Karen Reppen almost couldn't believe it.
The Madison resident was scanning a listing of upcoming events when she saw "A Celebration of American Distilling" set for Feb. 19 at the Edgewater Hotel. No surprise there; this is, after all, Wisconsin. What popped Reppen's cork was that this is a benefit for the Teresa McGovern Center, an alcohol-abuse treatment facility.
"I was stunned," says Reppen, who's had her own struggles with alcohol and knew Teresa McGovern back in the day. (McGovern, the daughter of presidential contender George, froze to death here in a drunken stupor in 1994, after a lifelong battle with alcoholism.) "I had concerns that maybe they didn't think this thing through."
Reppen says her concerns were assuaged, somewhat, by Kevin Florek, executive director of Tellurian, which runs the McGovern center. But she's still uneasy about a rehab center profiting from a "celebration" of spirits.
Florek has heard from others besides Reppen who've raised similar concerns. But he says Tellurian felt it was appropriate, given "these economic times and budget cuts," to accept this helping hand. He knows the liquor industry sponsors may be trying to polish their image but also thinks they truly want to help.
The $55-per-person event, which will feature samples from 30 distilleries throughout the U.S., is expected to raise $5,000 to $7,000.
Isn't it likely some attendees will be there to get hammered? "I assume so," says Florek. But he finds the bright side: "If Tellurian's there, maybe it's a chance to reach out to them."
Tellurian staffers will pass out literature for programs including Alcohol Smart, which encourages responsible drinking.
"We're firm believers that alcoholism is a terrible, tough disease," says Florek. "But 97% of the population is not alcoholic," including some folks who "go out on weekends and hit it pretty good."
Adam Casey of the Madison Malt Society, the event's major sponsor (the minor ones include Isthmus), says the goal is to highlight the national boom in micro-distilleries, like Madison's own Yahara Bay.

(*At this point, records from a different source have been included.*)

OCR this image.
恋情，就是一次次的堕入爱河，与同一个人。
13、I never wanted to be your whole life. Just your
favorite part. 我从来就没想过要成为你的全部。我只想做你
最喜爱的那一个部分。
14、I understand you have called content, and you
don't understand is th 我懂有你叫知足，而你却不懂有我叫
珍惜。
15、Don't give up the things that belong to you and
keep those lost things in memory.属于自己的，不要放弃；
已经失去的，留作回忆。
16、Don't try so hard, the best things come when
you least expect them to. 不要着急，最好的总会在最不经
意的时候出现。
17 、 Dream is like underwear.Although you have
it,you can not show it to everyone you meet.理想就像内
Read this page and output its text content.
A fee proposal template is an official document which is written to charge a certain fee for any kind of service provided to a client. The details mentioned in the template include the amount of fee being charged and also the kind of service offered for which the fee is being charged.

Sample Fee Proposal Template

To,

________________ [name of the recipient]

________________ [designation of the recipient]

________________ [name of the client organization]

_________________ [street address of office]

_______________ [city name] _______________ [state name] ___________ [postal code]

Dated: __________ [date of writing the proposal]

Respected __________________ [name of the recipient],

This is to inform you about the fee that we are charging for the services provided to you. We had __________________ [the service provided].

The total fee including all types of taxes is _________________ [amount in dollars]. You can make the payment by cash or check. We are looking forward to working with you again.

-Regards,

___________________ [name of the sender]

He notes that the quantities are limited, the sample cups tiny, and the vendors told to "maintain a small pour." Plus discounted cab rides are available.
"There's definitely some irony" in the event, admits Casey. But the Malt Society, like his store, Star Liquor, promotes responsible alcohol consumption and wants to help a worthy cause. "We don't want to see our product causing problems for people, and if it is, we want to help."
Reppen sees the logic, but only to a point: "I'm not going to attend."